The transfer rolls again VHA Directive 1341, which was launched in 2018 underneath Trump’s first time period and supplied “a policy for the respectful delivery of health care” for trans veterans. Info on the coverage is now not out there on the VA’s web site.
Democratic Rep. Mike Levin, talking to reporters in Oceanside, Caifornia, on Friday, stated the transfer matches with the Trump administration’s assaults on transgender folks.
“Anybody who puts on the uniform, who serves our nation voluntarily, who puts their lives at stake in order to defend our freedom and our institutions and our country — we should take care of them,” Levin informed The San Diego Union-Tribune after a press convention, throughout which he advocated for VA workers and packages.
Levin stated he wrote to Secretary Collins final month pushing to protect veterans’ providers however hasn’t gotten a response.
Advocates fear a scarcity of entry to look after trans veterans may result in increased charges of melancholy and suicide.
“Gender-affirming care has the ability to effectively save lives, and so any threat to take that away is a direct assault to our rights as human beings,” stated Pamuela Halliwell, the assistant director of behavioral well being providers on the San Diego LGBT Neighborhood Middle.
Halliwell herself was kicked out of the U.S. Navy underneath the “Don’t Ask, Don’t Tell” coverage in 2007 for being transgender — a discharge that stripped her of the appropriate to obtain advantages underneath the VA.
She stated that for the reason that election, extra group members — together with active-duty and retired navy personnel — have contacted The Middle in worry over how they are going to entry providers.
Some trans veterans are contemplating whether or not they need to search non-public well being care, says Lindsay Church, the manager director of Minority Veterans of America. However not everybody has that choice.
And for all of the VA’s shortcomings — Church says they’ve been misgendered and harassed — it’s additionally the one federal company outfitted to know veterans’ complicated wants after they return house from service, one thing non-public care could not have the capability to supply.

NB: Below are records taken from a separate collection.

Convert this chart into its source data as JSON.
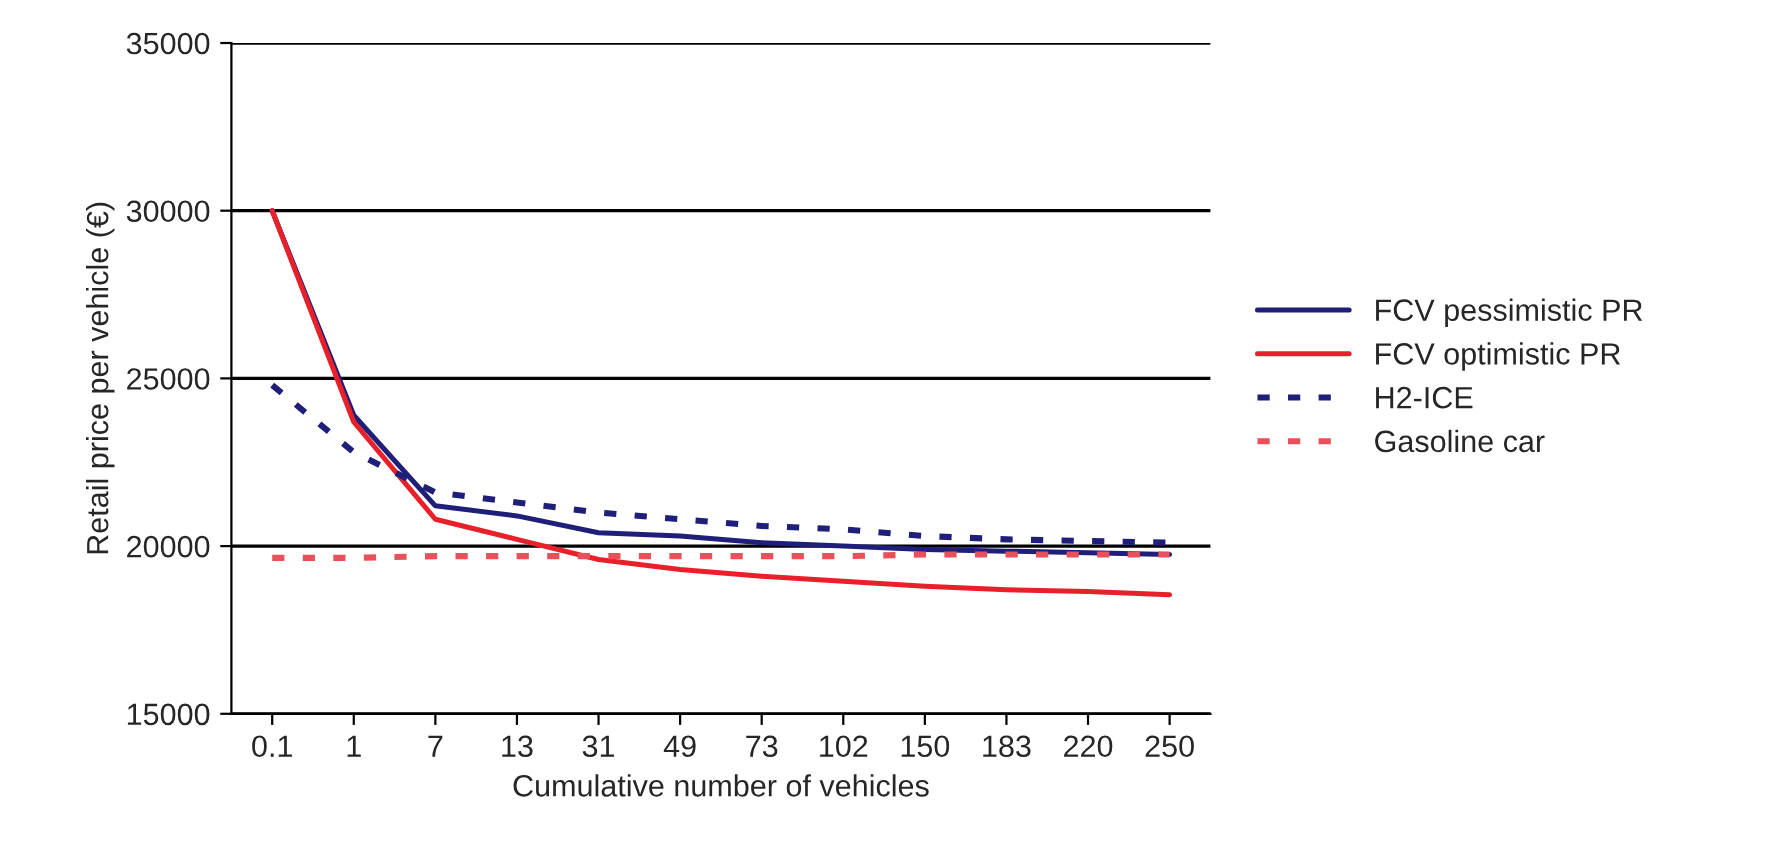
{
  "chart_data": {
    "type": "line",
    "xlabel": "Cumulative number of vehicles",
    "ylabel": "Retail price per vehicle (€)",
    "categories": [
      "0.1",
      "1",
      "7",
      "13",
      "31",
      "49",
      "73",
      "102",
      "150",
      "183",
      "220",
      "250"
    ],
    "ylim": [
      15000,
      35000
    ],
    "yticks": [
      15000,
      20000,
      25000,
      30000,
      35000
    ],
    "grid": "y",
    "legend": "right",
    "marker": "none",
    "series": [
      {
        "name": "FCV pessimistic PR",
        "color": "#1f1f7a",
        "line_style": "solid",
        "values": [
          30000,
          23900,
          21200,
          20900,
          20400,
          20300,
          20100,
          20000,
          19900,
          19850,
          19800,
          19750
        ]
      },
      {
        "name": "FCV optimistic PR",
        "color": "#e8202a",
        "line_style": "solid",
        "values": [
          30000,
          23700,
          20800,
          20200,
          19600,
          19300,
          19100,
          18950,
          18800,
          18700,
          18650,
          18550
        ]
      },
      {
        "name": "H2-ICE",
        "color": "#1f1f7a",
        "line_style": "dashed",
        "values": [
          24800,
          22800,
          21600,
          21300,
          21000,
          20800,
          20600,
          20500,
          20300,
          20200,
          20150,
          20100
        ]
      },
      {
        "name": "Gasoline car",
        "color": "#e8505a",
        "line_style": "dashed",
        "values": [
          19650,
          19650,
          19700,
          19700,
          19700,
          19700,
          19700,
          19700,
          19750,
          19750,
          19750,
          19750
        ]
      }
    ]
  }
}
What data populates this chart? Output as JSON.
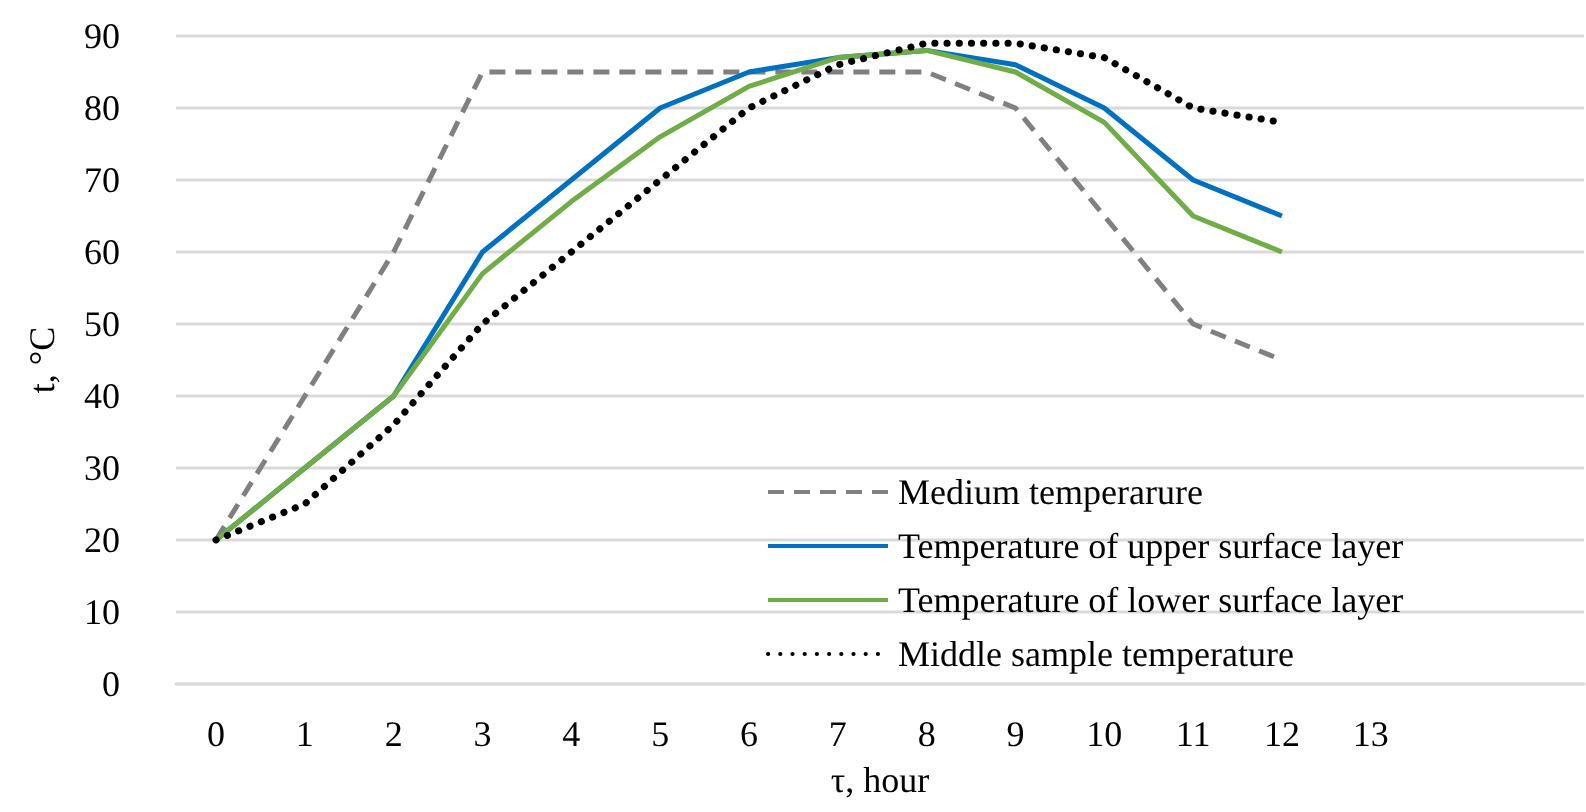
{
  "chart_data": {
    "type": "line",
    "xlabel": "τ, hour",
    "ylabel": "t, °C",
    "x": [
      0,
      1,
      2,
      3,
      4,
      5,
      6,
      7,
      8,
      9,
      10,
      11,
      12
    ],
    "xlim": [
      -0.45,
      15.4
    ],
    "xticks": [
      0,
      1,
      2,
      3,
      4,
      5,
      6,
      7,
      8,
      9,
      10,
      11,
      12,
      13
    ],
    "ylim": [
      0,
      90
    ],
    "yticks": [
      0,
      10,
      20,
      30,
      40,
      50,
      60,
      70,
      80,
      90
    ],
    "grid": "y",
    "legend": "bottom right",
    "marker": "none",
    "series": [
      {
        "name": "Medium temperarure",
        "color": "#808080",
        "line_style": "dashed",
        "values": [
          20,
          40,
          60,
          85,
          85,
          85,
          85,
          85,
          85,
          80,
          65,
          50,
          45
        ]
      },
      {
        "name": "Temperature of upper surface layer",
        "color": "#0070c0",
        "line_style": "solid",
        "values": [
          20,
          30,
          40,
          60,
          70,
          80,
          85,
          87,
          88,
          86,
          80,
          70,
          65
        ]
      },
      {
        "name": "Temperature of lower surface layer",
        "color": "#70ad47",
        "line_style": "solid",
        "values": [
          20,
          30,
          40,
          57,
          67,
          76,
          83,
          87,
          88,
          85,
          78,
          65,
          60
        ]
      },
      {
        "name": "Middle sample temperature",
        "color": "#000000",
        "line_style": "dotted",
        "values": [
          20,
          25,
          36,
          50,
          60,
          70,
          80,
          86,
          89,
          89,
          87,
          80,
          78
        ]
      }
    ]
  }
}
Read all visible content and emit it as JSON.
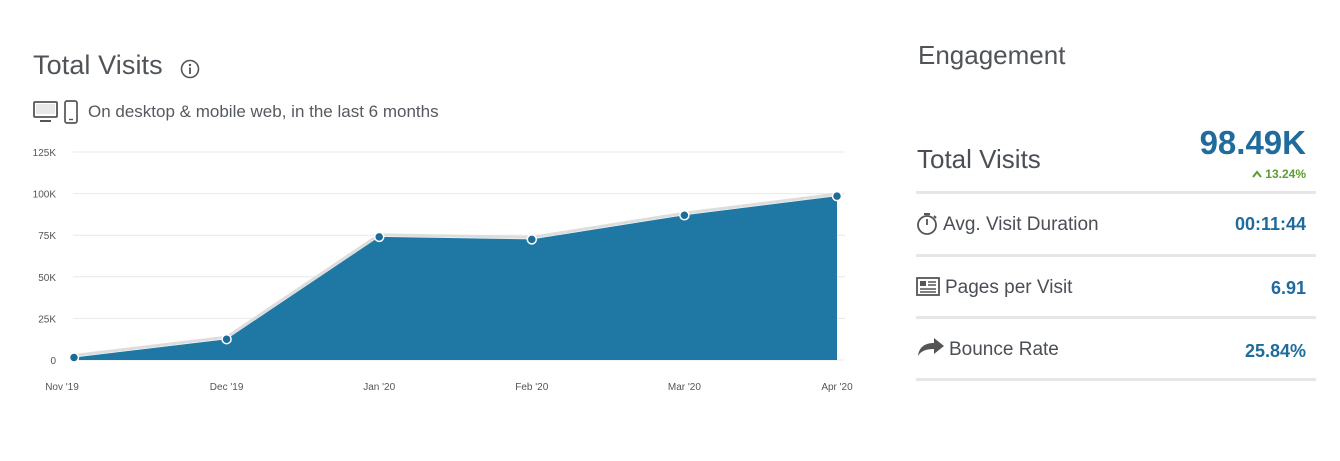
{
  "total_visits_card": {
    "title": "Total Visits",
    "info_icon": "info-icon",
    "subtitle": "On desktop & mobile web, in the last 6 months",
    "device_icons": [
      "desktop-icon",
      "mobile-icon"
    ]
  },
  "chart_data": {
    "type": "area",
    "x": [
      "Nov '19",
      "Dec '19",
      "Jan '20",
      "Feb '20",
      "Mar '20",
      "Apr '20"
    ],
    "values": [
      1500,
      12500,
      74000,
      72500,
      87000,
      98490
    ],
    "ylim": [
      0,
      125000
    ],
    "yticks": [
      0,
      25000,
      50000,
      75000,
      100000,
      125000
    ],
    "ytick_labels": [
      "0",
      "25K",
      "50K",
      "75K",
      "100K",
      "125K"
    ],
    "grid": true,
    "colors": {
      "fill": "#1f77a4",
      "line": "#dddddd",
      "marker": "#1b6c96"
    }
  },
  "engagement": {
    "title": "Engagement",
    "total_visits": {
      "label": "Total Visits",
      "value": "98.49K",
      "change": "13.24%",
      "change_icon": "arrow-up-icon",
      "change_color": "#5a9e2f"
    },
    "metrics": [
      {
        "icon": "stopwatch-icon",
        "label": "Avg. Visit Duration",
        "value": "00:11:44"
      },
      {
        "icon": "pages-icon",
        "label": "Pages per Visit",
        "value": "6.91"
      },
      {
        "icon": "bounce-arrow-icon",
        "label": "Bounce Rate",
        "value": "25.84%"
      }
    ],
    "value_color": "#1f6b9c"
  }
}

Cochran, the U.S. Military veteran, says he sometimes attends remedy and receives different therapy on the VA clinic in Oceanside however visits the La Jolla campus pretty frequently.
His one expertise with Neighborhood Care, the VA program that lets veterans get therapy from non-public suppliers when care isn’t instantly out there, didn’t go properly. The clinic botched his paperwork and left him with $1,000 of debt that ought to have been coated, he stated.
Now he worries downsizing the VA will power extra veterans into private-sector therapy and chip away at the advantages they earned.
Though he has but to be straight affected by cuts, Cochran is consumed with fear over the way in which the Trump administration has slashed providers on which thousands and thousands of individuals rely.
“The government is a complicated organization,” he stated. “You can’t just lop off programs at will. It would be like taking out random body parts and hoping people can just live with it.”
Employees author Jemma Stephenson contributed to this report.